The results of the trial of Klautke et al (2006). ‘Concurrent chemoradiation with capecitabine and weekly irinotecan as preoperative treatment for rectal cancer: results from a phase I/II study’ create concerns regarding the toxicity of their scheme.

Although they report good results in terms of local disease control, their mortality of two out of 28 patients or 7.1% is worryingly high.

Similar concerns are raised by another recent study on neo-adjuvant radio-chemotherapy on rectal cancer, by Chau et al (2006). ‘Neo-adjuvant capecitabine and oxaliplatin followed by synchronous chemoradiation and total mesorectal excision in magnetic resonance imaging-defined poor-risk rectal cancer’. In that study four out of 77 patients or 5.1% died during the neo-adjuvant treatment.

Although neo-adjuvant treatment has often impressive temporary results in local response it should be kept in mind that the so far proven survival benefit is small and around or below 10%. If this has to be counterbalanced with a 5–7% mortality risk from neo-adjuvant treatment plus 3–5% risk of major rectal surgery, then we may end up with the combined risks of the two modalities outweighing the long-term improvement of survival probability.

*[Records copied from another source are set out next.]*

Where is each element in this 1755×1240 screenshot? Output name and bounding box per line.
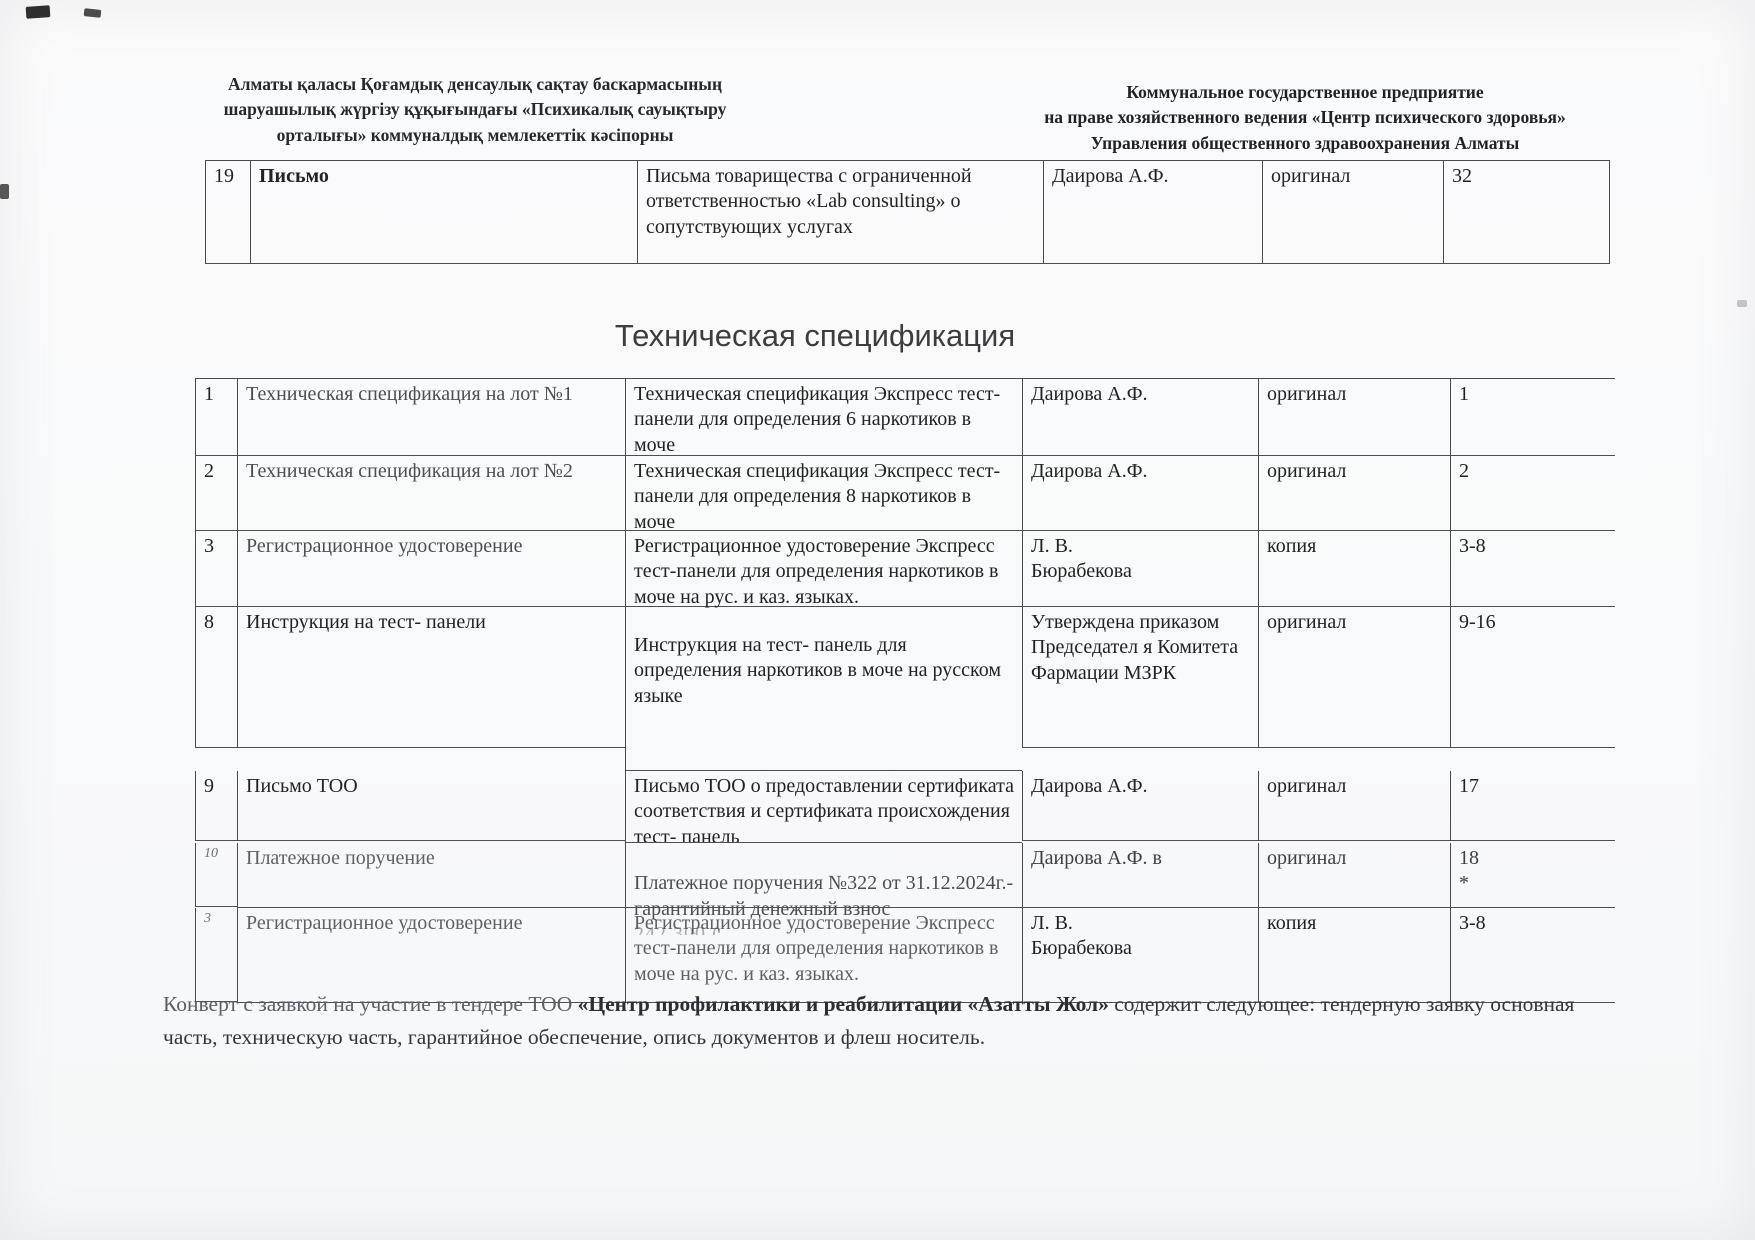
cell-row-number: 2 [195, 456, 237, 531]
letterhead-kazakh: Алматы қаласы Қоғамдық денсаулық сақтау … [175, 72, 775, 148]
cell-row-number: 10 [195, 843, 237, 907]
cell-doc-description: Регистрационное удостоверение Экспресс т… [625, 531, 1022, 607]
letterhead-russian: Коммунальное государственное предприятие… [945, 80, 1665, 156]
cell-doc-name: Регистрационное удостоверение [237, 531, 625, 607]
section-title: Техническая спецификация [420, 318, 1210, 354]
cell-person: Даирова А.Ф. [1022, 771, 1258, 841]
cell-person: Даирова А.Ф. [1043, 161, 1262, 264]
cell-row-number: 8 [195, 607, 237, 748]
specification-table: 1 Техническая спецификация на лот №1 Тех… [195, 378, 1615, 1003]
cell-doc-name: Платежное поручение [237, 843, 625, 908]
table-row: 10 Платежное поручение Платежное поручен… [195, 843, 1615, 908]
table-row: 1 Техническая спецификация на лот №1 Тех… [195, 379, 1615, 456]
paragraph-intro: Конверт с заявкой на участие в тендере Т… [163, 992, 578, 1016]
scanned-document-page: Алматы қаласы Қоғамдық денсаулық сақтау … [0, 0, 1755, 1240]
cell-doc-name: Техническая спецификация на лот №2 [237, 456, 625, 531]
cell-doc-type: оригинал [1258, 771, 1450, 841]
cell-doc-name: Техническая спецификация на лот №1 [237, 379, 625, 456]
cell-row-number: 1 [195, 379, 237, 456]
cell-doc-description: Техническая спецификация Экспресс тест-п… [625, 456, 1022, 531]
cell-pages: 1 [1450, 379, 1615, 456]
cell-doc-type: оригинал [1258, 456, 1450, 531]
scan-artifact [0, 184, 9, 199]
envelope-contents-paragraph: Конверт с заявкой на участие в тендере Т… [163, 988, 1615, 1053]
scan-artifact [26, 5, 51, 19]
cell-doc-type: копия [1258, 531, 1450, 607]
cell-doc-description: Техническая спецификация Экспресс тест-п… [625, 379, 1022, 456]
cell-person: Даирова А.Ф. в [1022, 843, 1258, 908]
scan-artifact [1737, 300, 1747, 307]
cell-person: Даирова А.Ф. [1022, 456, 1258, 531]
cell-pages: 17 [1450, 771, 1615, 841]
inventory-table-top: 19 Письмо Письма товарищества с ограниче… [205, 160, 1610, 264]
cell-doc-description: Письмо ТОО о предоставлении сертификата … [625, 771, 1022, 843]
cell-doc-name: Письмо [250, 161, 637, 264]
cell-doc-type: оригинал [1258, 607, 1450, 748]
cell-row-number: 19 [205, 161, 250, 264]
cell-pages: 18 * [1450, 843, 1615, 908]
table-row: 19 Письмо Письма товарищества с ограниче… [205, 161, 1610, 264]
cell-pages: 2 [1450, 456, 1615, 531]
cell-doc-type: оригинал [1262, 161, 1443, 264]
table-row: 8 Инструкция на тест- панели Инструкция … [195, 607, 1615, 771]
company-name: «Центр профилактики и реабилитации «Азат… [578, 992, 1109, 1016]
clipped-amount-text: 242 300 ( [634, 922, 1014, 935]
cell-person: Даирова А.Ф. [1022, 379, 1258, 456]
cell-person: Утверждена приказом Председател я Комите… [1022, 607, 1258, 748]
scan-artifact [84, 8, 102, 18]
cell-doc-name: Письмо ТОО [237, 771, 625, 841]
cell-doc-description: Инструкция на тест- панель для определен… [625, 607, 1022, 771]
cell-doc-description: Письма товарищества с ограниченной ответ… [637, 161, 1043, 264]
cell-pages: 3-8 [1450, 531, 1615, 607]
cell-person: Л. В. Бюрабекова [1022, 531, 1258, 607]
cell-doc-type: оригинал [1258, 843, 1450, 908]
cell-row-number: 3 [195, 531, 237, 607]
table-row: 3 Регистрационное удостоверение Регистра… [195, 531, 1615, 607]
cell-pages: 9-16 [1450, 607, 1615, 748]
cell-pages: 32 [1443, 161, 1610, 264]
table-row: 9 Письмо ТОО Письмо ТОО о предоставлении… [195, 771, 1615, 843]
cell-row-number: 9 [195, 771, 237, 841]
table-row: 2 Техническая спецификация на лот №2 Тех… [195, 456, 1615, 531]
cell-doc-type: оригинал [1258, 379, 1450, 456]
cell-doc-description: Платежное поручения №322 от 31.12.2024г.… [625, 843, 1022, 908]
cell-doc-name: Инструкция на тест- панели [237, 607, 625, 748]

Adjuvant chemo-radiotherapy carries similar toxicity but it allows more accurate selection of those patients who have pathological, rather than radiological, staging plus other pathological risk factors such as infiltrated margins, perineural or lymphovascular invasion. The risk of toxicity on those patients of proven high risk would be more acceptable to both clinician and patient.